Dalam kesempatan yang sama, dilakukan penandatanganan Naskah Perjanjian Hibah antara Pemkab Sumenep dan Yayasan Torang IWIP Berbakti, serta Perjanjian Kerja Sama dengan PT PLN (Persero) terkait pengelolaan PLTS di dua lokasi tersebut.

CEO BPI Danantara, Rosan P Roeslani, berharap pembangunan PLTS dapat segera rampung agar manfaatnya cepat dirasakan masyarakat.

“Kami berharap PLN bisa menyelesaikan pengerjaan proyek ini pada Mei 2026, supaya fasilitas PLTS ini bisa segera bermanfaat bagi masyarakat,” tuturnya.

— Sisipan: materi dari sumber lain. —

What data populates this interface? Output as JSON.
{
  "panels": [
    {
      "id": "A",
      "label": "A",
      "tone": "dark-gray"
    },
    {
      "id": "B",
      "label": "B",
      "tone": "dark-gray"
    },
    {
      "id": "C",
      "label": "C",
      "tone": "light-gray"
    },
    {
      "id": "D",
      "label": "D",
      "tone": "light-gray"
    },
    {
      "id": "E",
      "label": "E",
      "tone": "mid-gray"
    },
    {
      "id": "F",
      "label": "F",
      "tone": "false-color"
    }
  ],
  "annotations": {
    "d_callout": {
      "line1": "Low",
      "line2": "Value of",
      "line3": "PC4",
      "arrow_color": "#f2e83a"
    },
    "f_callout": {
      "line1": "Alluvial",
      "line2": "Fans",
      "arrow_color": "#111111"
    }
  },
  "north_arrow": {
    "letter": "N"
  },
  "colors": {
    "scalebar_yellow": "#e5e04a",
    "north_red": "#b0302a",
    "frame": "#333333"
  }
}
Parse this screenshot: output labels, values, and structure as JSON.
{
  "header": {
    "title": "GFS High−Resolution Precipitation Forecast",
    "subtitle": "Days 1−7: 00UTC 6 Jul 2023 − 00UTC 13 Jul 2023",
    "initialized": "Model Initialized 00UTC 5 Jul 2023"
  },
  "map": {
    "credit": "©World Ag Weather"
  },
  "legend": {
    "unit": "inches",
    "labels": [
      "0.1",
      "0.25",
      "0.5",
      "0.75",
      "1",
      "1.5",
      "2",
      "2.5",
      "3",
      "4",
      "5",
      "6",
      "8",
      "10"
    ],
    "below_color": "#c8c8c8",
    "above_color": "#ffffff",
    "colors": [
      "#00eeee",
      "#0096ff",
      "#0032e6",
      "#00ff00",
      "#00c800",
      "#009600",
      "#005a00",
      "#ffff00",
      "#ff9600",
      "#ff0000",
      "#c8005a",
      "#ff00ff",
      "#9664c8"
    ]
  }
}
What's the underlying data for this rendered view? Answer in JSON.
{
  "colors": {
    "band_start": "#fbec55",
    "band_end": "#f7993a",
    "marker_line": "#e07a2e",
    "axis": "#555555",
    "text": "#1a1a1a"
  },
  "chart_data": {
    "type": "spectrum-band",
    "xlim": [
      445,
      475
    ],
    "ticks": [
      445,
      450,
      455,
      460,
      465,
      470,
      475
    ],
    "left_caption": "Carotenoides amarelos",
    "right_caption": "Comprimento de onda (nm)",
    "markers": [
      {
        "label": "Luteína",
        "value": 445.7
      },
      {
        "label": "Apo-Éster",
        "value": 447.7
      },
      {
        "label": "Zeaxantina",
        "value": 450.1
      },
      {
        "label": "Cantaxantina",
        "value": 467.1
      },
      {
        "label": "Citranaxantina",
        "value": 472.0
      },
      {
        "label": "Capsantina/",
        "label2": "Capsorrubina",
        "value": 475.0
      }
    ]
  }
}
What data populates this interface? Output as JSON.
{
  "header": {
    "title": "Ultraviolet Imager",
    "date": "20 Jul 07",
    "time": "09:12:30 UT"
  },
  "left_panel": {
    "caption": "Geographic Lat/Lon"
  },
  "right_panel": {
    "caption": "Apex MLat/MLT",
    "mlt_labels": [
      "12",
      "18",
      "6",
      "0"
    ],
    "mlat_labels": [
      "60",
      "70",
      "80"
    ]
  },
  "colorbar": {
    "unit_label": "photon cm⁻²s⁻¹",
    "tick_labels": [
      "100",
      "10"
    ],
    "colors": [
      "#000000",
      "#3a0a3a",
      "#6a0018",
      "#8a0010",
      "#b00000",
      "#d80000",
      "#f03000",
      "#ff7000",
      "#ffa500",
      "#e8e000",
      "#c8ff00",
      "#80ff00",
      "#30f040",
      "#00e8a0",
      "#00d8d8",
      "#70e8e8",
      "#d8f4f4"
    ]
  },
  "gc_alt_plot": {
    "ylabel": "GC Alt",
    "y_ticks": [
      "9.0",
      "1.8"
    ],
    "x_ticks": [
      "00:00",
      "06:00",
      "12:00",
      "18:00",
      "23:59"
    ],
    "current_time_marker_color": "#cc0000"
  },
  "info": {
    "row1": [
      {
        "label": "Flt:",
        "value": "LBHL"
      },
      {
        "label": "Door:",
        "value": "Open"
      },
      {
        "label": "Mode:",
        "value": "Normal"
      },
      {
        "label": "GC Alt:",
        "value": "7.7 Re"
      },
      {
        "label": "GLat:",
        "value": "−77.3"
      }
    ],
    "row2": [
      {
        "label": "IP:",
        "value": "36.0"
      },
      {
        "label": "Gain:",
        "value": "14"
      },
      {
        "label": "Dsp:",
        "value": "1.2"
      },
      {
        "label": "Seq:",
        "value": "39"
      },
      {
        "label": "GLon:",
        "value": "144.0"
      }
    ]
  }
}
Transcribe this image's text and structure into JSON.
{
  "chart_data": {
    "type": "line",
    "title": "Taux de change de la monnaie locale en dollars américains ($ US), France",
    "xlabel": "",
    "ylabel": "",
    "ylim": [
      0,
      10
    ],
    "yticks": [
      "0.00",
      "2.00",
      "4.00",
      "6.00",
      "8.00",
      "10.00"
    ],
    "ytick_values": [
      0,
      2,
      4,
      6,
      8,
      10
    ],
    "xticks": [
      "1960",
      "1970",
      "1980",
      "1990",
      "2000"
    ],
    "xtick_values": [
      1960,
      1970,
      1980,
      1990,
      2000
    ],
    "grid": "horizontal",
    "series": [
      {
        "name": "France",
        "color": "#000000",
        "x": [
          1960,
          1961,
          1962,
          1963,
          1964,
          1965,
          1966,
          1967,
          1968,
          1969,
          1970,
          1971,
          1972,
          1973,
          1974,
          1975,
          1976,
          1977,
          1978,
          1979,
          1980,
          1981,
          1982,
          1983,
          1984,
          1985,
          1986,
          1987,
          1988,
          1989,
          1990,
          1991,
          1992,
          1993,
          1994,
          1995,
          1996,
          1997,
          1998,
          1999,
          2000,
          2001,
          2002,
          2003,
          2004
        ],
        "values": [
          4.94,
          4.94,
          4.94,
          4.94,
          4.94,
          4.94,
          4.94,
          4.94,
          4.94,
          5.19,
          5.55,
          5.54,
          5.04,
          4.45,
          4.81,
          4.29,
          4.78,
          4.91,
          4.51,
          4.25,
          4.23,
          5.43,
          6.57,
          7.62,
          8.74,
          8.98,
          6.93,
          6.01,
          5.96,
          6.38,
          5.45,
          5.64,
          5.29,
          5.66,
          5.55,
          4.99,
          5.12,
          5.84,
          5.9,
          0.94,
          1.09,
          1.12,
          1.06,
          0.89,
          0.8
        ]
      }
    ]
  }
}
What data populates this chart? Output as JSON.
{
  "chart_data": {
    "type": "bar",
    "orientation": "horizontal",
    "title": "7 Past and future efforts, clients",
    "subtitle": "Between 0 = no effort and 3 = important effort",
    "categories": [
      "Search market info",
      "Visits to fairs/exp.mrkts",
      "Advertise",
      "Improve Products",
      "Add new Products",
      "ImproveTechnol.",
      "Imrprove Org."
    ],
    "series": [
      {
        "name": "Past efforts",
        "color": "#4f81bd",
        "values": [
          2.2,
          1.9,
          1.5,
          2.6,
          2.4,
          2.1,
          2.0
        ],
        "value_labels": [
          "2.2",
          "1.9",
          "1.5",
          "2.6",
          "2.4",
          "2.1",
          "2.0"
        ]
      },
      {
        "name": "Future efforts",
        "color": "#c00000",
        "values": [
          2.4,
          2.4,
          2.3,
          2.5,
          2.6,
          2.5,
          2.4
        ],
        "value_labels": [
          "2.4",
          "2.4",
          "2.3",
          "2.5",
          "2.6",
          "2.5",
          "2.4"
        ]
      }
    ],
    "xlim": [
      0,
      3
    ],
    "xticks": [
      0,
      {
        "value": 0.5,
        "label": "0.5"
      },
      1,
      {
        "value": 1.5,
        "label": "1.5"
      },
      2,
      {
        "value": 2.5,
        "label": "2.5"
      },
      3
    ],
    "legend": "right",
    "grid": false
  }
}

Program penyediaan energi terbarukan di wilayah kepulauan ini merupakan bagian dari program strategis Presiden Prabowo Subianto untuk memperluas akses listrik hingga ke daerah terluar Indonesia.

“Program ini sejalan dengan visi pemerintah untuk memastikan masyarakat di daerah terpencil dan kepulauan mendapatkan akses listrik yang memadai dan berkelanjutan,” pungkasnya.